Magnesium (Mg) has a specific gravity of 1.74 g/cc, making it the lightest commonly used structural metal. Alloy AZ91D offers the highest strength of the commercial magnesium die casting alloys.
Alloys AM50A and AM60B are used in applications requiring good elongation, toughness and impact resistance, combined with reasonably good strength and excellent corrosion resistance. AM50A contains 5% aluminum whereas AM60B contains 6%. Ductility increases as aluminum content decreases, but at the expense of castability and strength. Therefore, the alloy with the highest aluminum content that will meet the application requirements should be chosen.
The following are among the more common magnesium applications: auto parts such as transfer cases, cam covers, steering columns, brake and clutch pedal brackets, clutch housings, seat frames, and dash board supports. Non-automotive products include chain saws, portable tools, vacuum cleaners, lawn mowers, household mixers, blood pressure testing machines, slide and movie projectors, cameras, radar indicators, tape recorders, sports equipment, calculators, postage meters, computers, telecommunications equipment, fractional horsepower motors, solar cells, snowmobiles and luggage.
Magnesium Alloy Benefits
The magnesium alloys exhibit the best machinability of any group of commercially used metal alloys, although special precautions must routinely be taken when machining or grinding magnesium castings.
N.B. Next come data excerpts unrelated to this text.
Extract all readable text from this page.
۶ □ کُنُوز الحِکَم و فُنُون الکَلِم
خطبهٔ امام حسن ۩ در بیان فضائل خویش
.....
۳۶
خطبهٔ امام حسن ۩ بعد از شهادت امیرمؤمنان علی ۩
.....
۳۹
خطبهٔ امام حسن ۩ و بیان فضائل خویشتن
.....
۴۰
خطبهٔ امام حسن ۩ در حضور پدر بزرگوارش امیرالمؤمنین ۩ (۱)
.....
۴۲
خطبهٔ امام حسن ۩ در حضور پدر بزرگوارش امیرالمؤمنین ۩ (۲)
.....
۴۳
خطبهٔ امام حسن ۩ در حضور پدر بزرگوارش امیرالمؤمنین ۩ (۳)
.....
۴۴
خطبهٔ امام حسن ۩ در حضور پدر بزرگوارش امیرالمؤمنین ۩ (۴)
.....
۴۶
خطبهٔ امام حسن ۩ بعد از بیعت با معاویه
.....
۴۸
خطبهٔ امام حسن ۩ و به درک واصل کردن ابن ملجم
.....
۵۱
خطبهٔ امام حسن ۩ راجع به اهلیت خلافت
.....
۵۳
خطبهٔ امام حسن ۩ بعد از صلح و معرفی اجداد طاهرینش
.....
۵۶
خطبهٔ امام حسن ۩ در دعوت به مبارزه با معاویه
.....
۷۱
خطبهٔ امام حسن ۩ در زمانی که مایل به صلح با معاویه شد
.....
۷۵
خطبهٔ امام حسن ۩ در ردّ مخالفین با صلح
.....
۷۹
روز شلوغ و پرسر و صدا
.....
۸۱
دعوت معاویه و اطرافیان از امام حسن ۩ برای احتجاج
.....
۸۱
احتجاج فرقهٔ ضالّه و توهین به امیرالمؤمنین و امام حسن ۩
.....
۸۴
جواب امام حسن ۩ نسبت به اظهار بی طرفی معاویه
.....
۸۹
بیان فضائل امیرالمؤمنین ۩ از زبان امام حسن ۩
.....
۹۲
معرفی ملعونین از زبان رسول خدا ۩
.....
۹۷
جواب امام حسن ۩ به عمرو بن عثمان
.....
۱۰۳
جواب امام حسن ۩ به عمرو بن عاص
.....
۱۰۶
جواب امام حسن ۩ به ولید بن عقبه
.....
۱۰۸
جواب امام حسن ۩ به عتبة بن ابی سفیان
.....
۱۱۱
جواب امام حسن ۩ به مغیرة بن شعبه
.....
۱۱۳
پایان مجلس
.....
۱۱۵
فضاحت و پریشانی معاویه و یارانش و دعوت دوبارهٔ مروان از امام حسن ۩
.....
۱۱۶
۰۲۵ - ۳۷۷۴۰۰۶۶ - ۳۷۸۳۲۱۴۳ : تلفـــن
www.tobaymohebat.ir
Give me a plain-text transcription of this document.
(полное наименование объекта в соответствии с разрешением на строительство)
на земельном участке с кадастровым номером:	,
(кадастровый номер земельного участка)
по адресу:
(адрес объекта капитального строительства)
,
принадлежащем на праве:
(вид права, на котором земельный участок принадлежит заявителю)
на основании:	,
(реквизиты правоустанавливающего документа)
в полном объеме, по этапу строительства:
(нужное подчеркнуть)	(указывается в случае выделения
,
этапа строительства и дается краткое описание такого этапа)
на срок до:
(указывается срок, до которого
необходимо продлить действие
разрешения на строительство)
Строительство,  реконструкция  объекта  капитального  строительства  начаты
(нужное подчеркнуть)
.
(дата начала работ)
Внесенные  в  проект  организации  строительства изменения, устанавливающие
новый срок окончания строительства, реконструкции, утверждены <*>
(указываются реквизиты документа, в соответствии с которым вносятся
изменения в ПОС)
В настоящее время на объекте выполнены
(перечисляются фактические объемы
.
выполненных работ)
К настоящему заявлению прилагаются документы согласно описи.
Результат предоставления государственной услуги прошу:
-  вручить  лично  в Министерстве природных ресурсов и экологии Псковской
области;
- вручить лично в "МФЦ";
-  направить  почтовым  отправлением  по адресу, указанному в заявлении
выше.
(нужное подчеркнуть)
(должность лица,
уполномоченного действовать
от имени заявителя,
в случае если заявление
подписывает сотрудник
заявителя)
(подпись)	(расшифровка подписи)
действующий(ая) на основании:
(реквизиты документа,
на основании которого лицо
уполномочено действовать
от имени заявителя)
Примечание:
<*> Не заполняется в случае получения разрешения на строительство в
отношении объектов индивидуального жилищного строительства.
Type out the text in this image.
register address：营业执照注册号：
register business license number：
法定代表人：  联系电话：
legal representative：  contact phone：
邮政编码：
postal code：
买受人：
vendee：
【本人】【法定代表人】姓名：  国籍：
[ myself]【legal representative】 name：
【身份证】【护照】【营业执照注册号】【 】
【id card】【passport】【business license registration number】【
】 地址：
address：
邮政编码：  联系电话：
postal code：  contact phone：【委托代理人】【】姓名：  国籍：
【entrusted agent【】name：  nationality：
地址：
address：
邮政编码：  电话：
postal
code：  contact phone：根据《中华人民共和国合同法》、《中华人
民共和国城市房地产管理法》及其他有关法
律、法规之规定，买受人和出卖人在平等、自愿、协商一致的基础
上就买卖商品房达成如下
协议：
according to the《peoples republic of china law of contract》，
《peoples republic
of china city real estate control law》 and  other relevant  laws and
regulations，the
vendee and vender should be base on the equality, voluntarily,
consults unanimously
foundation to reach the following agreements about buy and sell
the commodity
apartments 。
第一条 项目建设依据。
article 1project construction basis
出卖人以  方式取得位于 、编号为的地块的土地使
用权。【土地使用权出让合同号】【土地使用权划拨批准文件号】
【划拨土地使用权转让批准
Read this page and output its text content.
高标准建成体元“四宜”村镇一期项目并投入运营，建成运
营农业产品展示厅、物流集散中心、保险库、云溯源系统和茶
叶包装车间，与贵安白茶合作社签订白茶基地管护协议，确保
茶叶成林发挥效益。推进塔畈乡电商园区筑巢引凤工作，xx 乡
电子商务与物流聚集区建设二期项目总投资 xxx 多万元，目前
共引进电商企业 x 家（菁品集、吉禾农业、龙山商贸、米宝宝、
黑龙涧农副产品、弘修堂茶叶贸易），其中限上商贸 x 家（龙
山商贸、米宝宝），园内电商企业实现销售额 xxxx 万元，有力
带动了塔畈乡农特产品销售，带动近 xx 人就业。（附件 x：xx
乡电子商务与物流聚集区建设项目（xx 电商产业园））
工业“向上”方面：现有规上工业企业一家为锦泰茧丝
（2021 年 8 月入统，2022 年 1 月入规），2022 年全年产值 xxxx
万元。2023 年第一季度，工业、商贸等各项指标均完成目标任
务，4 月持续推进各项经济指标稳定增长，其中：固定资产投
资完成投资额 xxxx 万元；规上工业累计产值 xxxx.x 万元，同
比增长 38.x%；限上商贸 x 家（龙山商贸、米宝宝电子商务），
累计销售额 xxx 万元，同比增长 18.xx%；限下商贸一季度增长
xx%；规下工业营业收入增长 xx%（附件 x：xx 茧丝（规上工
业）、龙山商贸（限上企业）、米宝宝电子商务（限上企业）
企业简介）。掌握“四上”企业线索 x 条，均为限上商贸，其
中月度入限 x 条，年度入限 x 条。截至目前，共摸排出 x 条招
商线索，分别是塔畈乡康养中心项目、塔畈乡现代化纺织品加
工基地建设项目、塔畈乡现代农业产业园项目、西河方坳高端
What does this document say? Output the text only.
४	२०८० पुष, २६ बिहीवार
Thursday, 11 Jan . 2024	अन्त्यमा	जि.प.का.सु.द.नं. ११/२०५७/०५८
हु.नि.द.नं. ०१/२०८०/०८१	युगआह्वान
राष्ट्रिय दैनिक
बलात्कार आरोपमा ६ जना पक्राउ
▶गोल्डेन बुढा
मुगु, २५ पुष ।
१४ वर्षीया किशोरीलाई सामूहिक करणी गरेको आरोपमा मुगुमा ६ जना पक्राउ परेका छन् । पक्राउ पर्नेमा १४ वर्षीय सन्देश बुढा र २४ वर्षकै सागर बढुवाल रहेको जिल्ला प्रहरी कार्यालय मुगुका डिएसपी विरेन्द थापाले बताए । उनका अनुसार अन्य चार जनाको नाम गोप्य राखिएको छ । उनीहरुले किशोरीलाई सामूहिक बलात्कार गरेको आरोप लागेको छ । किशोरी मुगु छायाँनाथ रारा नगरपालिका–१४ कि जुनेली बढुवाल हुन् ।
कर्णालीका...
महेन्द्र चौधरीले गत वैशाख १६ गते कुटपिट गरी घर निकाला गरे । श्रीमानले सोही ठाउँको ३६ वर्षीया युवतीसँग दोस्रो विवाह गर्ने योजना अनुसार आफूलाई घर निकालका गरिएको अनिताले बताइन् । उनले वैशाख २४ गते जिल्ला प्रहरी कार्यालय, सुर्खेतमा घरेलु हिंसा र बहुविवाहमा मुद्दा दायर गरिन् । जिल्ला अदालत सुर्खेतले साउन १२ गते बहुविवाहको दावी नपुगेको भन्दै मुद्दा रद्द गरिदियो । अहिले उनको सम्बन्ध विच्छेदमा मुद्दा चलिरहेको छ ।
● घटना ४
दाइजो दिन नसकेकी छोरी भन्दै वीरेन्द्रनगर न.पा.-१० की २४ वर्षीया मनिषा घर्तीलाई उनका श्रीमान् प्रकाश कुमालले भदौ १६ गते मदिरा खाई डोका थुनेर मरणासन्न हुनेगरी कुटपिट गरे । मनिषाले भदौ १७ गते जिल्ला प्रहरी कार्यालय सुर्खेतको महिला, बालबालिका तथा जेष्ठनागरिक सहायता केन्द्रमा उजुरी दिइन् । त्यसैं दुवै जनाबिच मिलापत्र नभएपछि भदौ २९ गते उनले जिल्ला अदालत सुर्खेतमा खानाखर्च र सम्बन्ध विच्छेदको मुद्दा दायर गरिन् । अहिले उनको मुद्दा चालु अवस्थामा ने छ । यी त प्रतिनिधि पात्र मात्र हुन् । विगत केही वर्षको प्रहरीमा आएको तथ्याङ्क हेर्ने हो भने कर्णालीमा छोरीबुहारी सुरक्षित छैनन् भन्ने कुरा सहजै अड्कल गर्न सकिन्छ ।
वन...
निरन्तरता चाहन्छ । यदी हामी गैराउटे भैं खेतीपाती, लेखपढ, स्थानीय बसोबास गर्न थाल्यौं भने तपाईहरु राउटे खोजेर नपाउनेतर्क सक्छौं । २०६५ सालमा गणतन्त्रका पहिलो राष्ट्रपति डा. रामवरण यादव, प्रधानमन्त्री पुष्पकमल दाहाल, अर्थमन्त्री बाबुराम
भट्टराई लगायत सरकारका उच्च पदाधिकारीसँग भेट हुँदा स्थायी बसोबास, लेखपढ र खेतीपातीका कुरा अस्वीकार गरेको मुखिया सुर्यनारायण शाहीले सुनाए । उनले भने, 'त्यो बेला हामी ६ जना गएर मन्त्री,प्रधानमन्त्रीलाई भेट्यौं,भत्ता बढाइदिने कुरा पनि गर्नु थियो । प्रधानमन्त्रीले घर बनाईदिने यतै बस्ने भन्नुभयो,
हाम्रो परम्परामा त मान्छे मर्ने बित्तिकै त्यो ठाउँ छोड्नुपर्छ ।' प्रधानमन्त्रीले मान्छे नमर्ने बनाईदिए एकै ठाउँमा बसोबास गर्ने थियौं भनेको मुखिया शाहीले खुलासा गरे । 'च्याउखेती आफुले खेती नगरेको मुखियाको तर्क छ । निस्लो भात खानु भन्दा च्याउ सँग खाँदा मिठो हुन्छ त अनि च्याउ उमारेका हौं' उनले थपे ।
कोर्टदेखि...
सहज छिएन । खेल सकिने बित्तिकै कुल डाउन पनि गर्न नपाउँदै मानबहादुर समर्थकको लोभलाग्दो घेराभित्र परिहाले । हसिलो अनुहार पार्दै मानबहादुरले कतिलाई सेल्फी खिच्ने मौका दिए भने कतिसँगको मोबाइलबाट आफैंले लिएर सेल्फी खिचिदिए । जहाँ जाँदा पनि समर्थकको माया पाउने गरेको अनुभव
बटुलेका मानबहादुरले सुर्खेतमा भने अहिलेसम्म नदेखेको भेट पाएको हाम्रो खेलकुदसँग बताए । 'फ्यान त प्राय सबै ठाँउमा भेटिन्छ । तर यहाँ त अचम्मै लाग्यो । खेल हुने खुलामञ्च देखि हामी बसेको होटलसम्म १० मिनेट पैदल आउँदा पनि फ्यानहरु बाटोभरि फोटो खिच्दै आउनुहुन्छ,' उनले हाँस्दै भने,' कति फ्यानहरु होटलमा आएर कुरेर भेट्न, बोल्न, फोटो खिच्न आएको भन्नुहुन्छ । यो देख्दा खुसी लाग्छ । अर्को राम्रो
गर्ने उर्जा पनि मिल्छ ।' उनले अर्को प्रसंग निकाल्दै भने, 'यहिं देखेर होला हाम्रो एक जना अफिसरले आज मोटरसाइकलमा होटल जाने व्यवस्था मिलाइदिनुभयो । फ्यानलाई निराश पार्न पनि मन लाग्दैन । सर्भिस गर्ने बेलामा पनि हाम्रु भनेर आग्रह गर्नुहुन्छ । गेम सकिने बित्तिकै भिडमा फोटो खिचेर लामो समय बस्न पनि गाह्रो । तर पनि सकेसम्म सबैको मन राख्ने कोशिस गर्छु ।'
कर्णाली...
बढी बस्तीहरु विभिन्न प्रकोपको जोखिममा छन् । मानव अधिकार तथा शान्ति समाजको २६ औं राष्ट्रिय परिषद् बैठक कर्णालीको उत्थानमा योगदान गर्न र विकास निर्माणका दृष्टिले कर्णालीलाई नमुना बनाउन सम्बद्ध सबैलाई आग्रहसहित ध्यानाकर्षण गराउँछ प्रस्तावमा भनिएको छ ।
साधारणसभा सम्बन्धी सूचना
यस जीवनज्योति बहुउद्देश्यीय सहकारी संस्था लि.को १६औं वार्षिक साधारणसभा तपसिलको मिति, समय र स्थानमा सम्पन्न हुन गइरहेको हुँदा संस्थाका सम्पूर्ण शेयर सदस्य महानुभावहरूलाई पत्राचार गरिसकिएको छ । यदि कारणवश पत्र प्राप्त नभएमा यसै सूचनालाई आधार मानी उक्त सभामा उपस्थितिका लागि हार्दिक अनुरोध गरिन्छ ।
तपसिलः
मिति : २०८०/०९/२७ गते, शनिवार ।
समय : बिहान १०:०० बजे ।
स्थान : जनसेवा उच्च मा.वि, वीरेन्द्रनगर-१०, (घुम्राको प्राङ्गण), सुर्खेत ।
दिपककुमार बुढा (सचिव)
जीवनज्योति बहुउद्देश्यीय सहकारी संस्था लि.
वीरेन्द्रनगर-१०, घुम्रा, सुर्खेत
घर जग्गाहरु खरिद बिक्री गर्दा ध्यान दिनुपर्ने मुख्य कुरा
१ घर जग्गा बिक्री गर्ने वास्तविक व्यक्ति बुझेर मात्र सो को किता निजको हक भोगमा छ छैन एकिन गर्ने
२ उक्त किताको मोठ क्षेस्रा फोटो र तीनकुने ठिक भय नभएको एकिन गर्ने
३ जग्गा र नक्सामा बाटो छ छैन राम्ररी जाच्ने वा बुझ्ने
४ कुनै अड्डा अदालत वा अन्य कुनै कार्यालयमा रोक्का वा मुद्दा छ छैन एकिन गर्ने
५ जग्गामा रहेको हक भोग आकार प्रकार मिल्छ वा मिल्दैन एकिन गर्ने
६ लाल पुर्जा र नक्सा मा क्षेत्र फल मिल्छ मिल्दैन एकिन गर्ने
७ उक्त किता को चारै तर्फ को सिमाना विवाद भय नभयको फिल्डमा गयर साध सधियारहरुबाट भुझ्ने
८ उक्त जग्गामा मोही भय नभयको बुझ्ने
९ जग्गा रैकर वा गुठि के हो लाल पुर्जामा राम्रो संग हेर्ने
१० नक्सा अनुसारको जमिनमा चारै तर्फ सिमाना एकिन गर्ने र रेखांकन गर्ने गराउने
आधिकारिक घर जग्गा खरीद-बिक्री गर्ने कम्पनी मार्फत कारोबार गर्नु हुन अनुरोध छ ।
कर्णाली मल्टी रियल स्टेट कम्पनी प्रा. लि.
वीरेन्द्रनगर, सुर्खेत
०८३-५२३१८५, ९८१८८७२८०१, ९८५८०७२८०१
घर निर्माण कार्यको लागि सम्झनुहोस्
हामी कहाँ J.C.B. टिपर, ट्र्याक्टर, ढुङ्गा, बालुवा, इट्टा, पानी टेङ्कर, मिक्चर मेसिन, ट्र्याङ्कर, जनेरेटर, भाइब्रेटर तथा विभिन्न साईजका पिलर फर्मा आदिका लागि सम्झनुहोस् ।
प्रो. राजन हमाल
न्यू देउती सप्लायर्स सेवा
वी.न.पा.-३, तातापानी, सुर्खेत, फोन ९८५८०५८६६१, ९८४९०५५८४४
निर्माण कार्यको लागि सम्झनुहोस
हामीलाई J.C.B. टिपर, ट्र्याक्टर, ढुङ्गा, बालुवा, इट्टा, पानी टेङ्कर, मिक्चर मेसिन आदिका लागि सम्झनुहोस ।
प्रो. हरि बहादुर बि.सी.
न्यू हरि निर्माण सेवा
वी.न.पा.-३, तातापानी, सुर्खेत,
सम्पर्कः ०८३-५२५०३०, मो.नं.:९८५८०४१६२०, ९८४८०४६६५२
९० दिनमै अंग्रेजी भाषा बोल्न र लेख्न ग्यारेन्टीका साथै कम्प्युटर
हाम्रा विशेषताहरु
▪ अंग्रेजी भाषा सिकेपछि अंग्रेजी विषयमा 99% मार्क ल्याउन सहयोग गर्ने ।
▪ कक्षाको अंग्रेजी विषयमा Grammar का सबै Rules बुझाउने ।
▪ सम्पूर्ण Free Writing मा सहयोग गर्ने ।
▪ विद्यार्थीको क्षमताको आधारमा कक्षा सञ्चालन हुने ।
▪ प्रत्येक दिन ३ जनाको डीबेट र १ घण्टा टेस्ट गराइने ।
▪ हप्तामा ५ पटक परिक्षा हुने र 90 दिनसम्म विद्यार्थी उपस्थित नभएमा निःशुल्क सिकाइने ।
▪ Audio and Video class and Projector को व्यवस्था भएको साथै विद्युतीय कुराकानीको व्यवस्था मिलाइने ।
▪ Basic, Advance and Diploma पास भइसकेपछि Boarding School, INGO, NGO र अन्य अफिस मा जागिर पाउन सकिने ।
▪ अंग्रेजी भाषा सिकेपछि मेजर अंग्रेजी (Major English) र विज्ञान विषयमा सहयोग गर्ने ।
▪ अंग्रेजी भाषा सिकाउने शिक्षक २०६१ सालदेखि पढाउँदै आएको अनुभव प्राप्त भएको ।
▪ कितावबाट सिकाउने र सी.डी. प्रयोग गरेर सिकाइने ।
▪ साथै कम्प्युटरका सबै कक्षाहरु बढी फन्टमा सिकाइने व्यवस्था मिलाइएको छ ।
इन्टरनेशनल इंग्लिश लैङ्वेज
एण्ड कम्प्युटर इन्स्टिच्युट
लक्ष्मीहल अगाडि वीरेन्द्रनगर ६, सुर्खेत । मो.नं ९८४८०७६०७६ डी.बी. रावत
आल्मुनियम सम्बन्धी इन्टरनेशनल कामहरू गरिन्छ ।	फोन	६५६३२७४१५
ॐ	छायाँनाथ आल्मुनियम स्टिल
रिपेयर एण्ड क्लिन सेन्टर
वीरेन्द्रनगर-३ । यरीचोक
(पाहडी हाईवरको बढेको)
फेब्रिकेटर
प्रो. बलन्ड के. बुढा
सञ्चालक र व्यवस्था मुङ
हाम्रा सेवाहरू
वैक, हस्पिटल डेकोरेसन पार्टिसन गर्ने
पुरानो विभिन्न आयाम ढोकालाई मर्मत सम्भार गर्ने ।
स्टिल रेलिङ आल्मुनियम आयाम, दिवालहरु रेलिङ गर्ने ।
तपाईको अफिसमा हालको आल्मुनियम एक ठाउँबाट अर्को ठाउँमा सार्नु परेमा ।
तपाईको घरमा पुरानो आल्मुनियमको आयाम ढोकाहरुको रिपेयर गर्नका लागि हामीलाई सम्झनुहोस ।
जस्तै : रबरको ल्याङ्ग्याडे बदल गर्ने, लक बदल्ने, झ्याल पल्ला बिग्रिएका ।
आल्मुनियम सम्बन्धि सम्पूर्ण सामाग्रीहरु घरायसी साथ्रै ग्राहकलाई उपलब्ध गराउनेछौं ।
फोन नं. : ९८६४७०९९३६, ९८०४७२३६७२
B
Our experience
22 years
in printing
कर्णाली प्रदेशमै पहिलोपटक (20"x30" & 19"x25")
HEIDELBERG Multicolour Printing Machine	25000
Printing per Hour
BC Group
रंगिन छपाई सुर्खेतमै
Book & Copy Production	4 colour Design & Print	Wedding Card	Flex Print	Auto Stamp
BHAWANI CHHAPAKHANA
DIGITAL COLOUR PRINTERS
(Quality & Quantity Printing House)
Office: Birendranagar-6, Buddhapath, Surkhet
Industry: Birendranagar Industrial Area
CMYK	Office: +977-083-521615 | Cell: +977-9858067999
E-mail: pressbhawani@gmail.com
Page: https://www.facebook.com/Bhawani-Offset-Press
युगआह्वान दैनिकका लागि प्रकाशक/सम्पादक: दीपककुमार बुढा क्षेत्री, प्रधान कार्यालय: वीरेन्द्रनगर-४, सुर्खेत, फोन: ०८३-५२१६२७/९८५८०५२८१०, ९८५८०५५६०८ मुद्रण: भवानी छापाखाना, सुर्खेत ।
Decorative finishes can be applied to magnesium die castings by painting, chromate and phosphate coatings, as well as plating. Magnesium castings can be effectively plated by applying an initial immersion zinc coating, followed by conventional copper nickel chromium plating procedure generally used for plating zinc metal/alloys.
Magnesium underbody auto parts, exposed to severe environmental conditions, are now used with no special coatings or protection. Other Mg die castings, such as computer parts, are often given a chemical treatment. This treatment or coating protects against tarnishing or slight surface corrosion which can occur on unprotected magnesium die castings during storage in moist atmospheres. Painting and anodizing further serve as an environmental corrosion barrier. Improved wear resistance can be provided to magnesium die castings with hard anodizing or hard chrome plating.
The high-purity magnesium alloys have physical and chemical characteristics that are superior to those of aluminum or zinc alloys. As a result, die casters can produce higher quality products — faster, easier, and for less money than ever before.
Some specific advantages:
Strength — Because its tensile yield strength is equal to that of aluminum alloys, magnesium has the highest strength-to-weight ratio of any commonly available material.
Lightweight — Despite its strength, magnesium is the lightest of all structural materials, weighing only two-thirds as much as aluminum and only one-fourth as much as zinc or steel. In high speed moving parts, magnesium’s low density also results in lower inertia and increased system performance.
Extended Die Life — Magnesium’s low affinity for iron and lower heat of fusion results in less thermal fatigue and extended die life. Experience has demonstrated that in some parts, die life may be three to five times longer than that experienced with aluminum. This becomes important when making a price comparison between the tooling cost of aluminum and magnesium.
Castability and Dimensional Stability — Magnesium offers high ductility, excellent dimensional stability, and can be cast to finished tolerances, often with zero draft holes and very thin (1 mm) walls. Since its shrinkage rates are consistent and predictable, and distortion is kept to a minimum, it is possible to achieve near-net-shape manufactured components.
High Thermal Conductivity — Magnesium disperses heat quickly, making it ideal for electronic enclosures, heat sinks and other items where heat must be dissipated from electronic devices.
Damping Capacity — Magnesium has an excellent capacity to absorb energy, greatly reducing noise and vibration. This ability to absorb energy also results in a good combination of high-impact strength and dent resistance.
Higher Production Rates — Magnesium’s low heat content per unit volume yields faster solidification and cooling, resulting in production rates 50-100% higher than similar aluminum die castings.
Machinability — While many magnesium castings require no machining or finishing at all, magnesium is recognized as the easiest of all structural metals to machine, requiring far less time and energy than aluminum.
Finishing — Although many castings require no finishing, a wide variety of finishes are available for decorative or corrosion-resistant purposes. Some of these are: solvent based paints, powder resin coatings, E-coat, electroless nickel plating, chromate coatings, anodization, and phosphate.